I realize some people's dogs are perfectly well behaved off a leash, but the issue is, if you have your dog on a leash, and that dog comes up to it, chances are the dog on the leash is going to be aggressive. Dogs feel vulnerable on a leash and another unleashed dog can be threatening.

I get very angry with people whose dogs would come up and they'd say, "oh, he's friendly." Only to be engaged in a raging fight with my dog seconds later. I let the leash go on my dog and let them fight. No way I'm getting bit because you can't follow the rules and understand basic dog psychology.

I've also have had other people's unleashed dog approach my kids. Again, "Oh, the dog is friendly". Is he friendly when my kid pokes him in the eye? Because if he bites a kid, the dog's getting euthanized and you're going to court. I have no control over that interaction, but it's the owners responsibility to be in control of their dog.
After 20+ years of having dogs and hiking with them, the words "It's OK, s/he's friendly" induce instant rage in me.
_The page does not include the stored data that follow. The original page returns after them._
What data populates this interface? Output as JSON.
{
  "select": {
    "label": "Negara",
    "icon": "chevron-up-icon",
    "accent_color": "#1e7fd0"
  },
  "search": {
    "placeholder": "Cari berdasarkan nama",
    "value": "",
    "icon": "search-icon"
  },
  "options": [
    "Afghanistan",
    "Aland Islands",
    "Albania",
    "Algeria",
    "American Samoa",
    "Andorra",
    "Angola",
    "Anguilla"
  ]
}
I even had someone tell me my leashed dog and I didn't belong on a trail because my dog reacted poorly to being approached by their off-leash dog!

For the record, I have 2 dogs now, they're both on leash at all times when we hike, and I pick up their poop in cornstarch-based, compostable bags, which I carry out with me, drive home in a Subaru (sorry, no Coexist sticker), and dispose of properly!

Last edited by peskypup; 04-15-2021 at 03:17 PM..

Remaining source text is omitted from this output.